Para sorpresa de Leonardo, aquella mañana en la catedral, Juliano había llegado tarde, desaliñado, y en compañía de Francesco di Pazzi y su empleado.
Leonardo encontraba bellos por igual a hombres y a mujeres; todos eran dignos de su amor, pero llevaba una vida solitaria por decisión propia. Un artista no podía permitir que las tormentas del amor interrumpiesen su trabajo. Sobre todo evitaba a las mujeres, porque las exigencias de una esposa e hijos hubiesen hecho imposible sus estudios del arte, del mundo y de sus habitantes.
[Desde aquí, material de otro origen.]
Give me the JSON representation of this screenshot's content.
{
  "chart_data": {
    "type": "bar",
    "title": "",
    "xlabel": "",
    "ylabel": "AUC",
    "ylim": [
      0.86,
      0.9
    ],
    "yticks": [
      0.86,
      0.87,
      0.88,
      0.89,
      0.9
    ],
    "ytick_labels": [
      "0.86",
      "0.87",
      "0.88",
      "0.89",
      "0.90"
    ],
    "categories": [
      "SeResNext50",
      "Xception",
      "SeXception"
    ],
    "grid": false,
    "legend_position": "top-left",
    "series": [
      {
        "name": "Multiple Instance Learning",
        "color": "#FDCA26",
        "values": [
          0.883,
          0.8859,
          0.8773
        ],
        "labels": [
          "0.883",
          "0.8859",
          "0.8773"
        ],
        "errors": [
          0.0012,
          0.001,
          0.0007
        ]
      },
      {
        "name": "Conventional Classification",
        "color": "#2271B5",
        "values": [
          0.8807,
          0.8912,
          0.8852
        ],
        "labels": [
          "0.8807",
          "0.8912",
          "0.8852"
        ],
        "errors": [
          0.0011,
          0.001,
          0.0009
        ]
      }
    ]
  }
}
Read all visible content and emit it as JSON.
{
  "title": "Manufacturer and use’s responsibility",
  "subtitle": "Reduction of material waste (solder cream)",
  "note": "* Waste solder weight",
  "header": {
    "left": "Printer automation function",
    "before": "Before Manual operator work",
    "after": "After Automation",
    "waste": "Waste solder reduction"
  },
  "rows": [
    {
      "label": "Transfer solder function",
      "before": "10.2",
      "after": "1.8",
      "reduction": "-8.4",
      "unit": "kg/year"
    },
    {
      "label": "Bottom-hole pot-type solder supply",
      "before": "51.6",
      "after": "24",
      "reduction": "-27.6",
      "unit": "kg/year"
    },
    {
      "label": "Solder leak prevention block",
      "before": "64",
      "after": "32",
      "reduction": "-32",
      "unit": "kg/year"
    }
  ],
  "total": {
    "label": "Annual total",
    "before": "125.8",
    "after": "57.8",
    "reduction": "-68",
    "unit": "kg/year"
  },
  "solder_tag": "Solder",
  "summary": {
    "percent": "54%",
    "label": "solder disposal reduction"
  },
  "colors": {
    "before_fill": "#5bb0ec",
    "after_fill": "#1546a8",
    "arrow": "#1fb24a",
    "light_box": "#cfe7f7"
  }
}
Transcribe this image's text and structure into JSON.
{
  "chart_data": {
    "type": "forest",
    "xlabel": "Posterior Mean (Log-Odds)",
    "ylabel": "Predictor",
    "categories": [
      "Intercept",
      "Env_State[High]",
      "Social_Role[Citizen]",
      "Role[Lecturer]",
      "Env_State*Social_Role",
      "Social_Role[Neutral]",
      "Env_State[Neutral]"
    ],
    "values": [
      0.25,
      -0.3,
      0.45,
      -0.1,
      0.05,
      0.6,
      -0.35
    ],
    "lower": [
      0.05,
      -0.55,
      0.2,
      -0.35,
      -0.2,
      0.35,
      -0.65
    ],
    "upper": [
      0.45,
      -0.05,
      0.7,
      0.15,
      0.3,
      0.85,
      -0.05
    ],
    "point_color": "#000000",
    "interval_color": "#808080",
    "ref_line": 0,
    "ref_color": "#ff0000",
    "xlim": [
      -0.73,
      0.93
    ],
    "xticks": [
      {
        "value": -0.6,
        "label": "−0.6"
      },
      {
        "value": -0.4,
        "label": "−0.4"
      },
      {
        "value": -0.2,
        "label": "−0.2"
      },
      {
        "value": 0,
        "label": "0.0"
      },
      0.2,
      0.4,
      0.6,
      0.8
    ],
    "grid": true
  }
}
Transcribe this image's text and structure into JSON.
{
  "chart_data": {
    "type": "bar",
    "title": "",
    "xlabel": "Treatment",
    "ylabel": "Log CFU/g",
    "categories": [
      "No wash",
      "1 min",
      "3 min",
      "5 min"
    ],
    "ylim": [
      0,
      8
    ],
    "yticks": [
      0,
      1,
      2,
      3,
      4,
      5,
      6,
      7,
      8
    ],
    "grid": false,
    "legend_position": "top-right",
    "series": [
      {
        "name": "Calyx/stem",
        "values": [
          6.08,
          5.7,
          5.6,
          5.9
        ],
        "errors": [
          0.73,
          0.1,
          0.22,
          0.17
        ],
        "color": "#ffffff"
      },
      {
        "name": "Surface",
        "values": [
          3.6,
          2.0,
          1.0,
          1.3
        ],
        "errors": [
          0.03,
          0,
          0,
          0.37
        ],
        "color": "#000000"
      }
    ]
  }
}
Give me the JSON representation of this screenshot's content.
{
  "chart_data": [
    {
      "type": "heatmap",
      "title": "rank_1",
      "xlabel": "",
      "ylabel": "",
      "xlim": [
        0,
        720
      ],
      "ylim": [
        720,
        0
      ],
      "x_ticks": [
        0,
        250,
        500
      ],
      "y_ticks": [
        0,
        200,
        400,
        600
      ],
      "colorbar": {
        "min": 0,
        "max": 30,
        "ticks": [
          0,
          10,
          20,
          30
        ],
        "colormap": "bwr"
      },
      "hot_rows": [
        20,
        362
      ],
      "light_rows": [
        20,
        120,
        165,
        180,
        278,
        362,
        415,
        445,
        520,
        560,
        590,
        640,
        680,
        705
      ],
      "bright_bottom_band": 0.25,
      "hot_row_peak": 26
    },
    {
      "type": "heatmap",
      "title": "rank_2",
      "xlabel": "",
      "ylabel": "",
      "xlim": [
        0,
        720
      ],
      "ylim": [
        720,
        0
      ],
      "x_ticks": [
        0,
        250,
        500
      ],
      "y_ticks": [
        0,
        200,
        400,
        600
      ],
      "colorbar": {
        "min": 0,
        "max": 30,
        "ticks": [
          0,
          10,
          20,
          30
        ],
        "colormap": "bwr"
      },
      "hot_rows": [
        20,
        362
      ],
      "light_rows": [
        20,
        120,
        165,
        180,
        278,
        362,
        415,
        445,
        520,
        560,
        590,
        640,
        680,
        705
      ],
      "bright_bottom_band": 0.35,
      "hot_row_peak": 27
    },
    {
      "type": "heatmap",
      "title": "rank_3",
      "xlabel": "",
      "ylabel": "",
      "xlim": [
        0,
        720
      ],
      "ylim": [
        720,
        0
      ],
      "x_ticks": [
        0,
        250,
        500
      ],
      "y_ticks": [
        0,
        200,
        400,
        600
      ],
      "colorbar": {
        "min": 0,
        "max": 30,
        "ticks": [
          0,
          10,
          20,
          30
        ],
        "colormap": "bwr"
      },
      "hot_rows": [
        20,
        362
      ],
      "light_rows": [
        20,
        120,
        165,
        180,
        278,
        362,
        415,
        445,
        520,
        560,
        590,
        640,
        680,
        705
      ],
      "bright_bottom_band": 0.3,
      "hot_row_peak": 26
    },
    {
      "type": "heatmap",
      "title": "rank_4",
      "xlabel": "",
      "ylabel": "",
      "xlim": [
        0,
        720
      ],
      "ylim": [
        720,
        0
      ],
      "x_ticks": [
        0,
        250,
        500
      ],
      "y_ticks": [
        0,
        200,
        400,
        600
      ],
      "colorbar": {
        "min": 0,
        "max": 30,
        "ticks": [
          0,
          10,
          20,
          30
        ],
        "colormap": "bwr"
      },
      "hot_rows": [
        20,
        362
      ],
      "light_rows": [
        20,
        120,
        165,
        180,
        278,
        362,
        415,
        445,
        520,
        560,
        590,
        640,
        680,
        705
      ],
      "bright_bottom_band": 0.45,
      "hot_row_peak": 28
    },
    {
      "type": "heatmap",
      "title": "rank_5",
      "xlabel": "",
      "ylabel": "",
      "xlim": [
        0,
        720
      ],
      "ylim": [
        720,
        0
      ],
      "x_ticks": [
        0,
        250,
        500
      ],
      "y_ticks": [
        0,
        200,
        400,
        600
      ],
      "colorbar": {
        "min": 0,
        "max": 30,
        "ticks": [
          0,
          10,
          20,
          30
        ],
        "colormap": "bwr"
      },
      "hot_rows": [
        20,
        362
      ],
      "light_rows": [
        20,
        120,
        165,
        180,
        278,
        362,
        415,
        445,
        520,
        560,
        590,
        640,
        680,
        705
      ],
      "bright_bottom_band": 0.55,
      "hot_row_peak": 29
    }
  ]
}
No quería ser como su maestro Verrocchio, que desperdiciaba su talento aceptando cualquier trabajo, ya fuese confeccionar máscaras para el carnaval o dorar los escarpines de una dama, para alimentar a su familia. Nunca tenía tiempo para experimentar, observar y mejorar las técnicas.
Ser Antonio, el abuelo de Leonardo, había sido quien le había inculcado esa idea. Antonio había querido profundamente a su nieto, sin importarle que fuese el hijo ilegítimo de una sirvienta. Mientras Leonardo crecía, solo su abuelo se había dado cuenta del talento del chico; le regaló un cuaderno y carboncillos un día, cuando Leonardo tenía siete años y estaba sentado sobre la fresca hierba con un estilo de punta seca y una áspera tabla de madera, dedicado a estudiar cómo el viento movía las hojas de los olivos. Ser Antonio -siempre atareado, erguido y de mirada aguda a pesar de sus ochenta y siete años- se acercó a él y miró los resplandecientes olivos.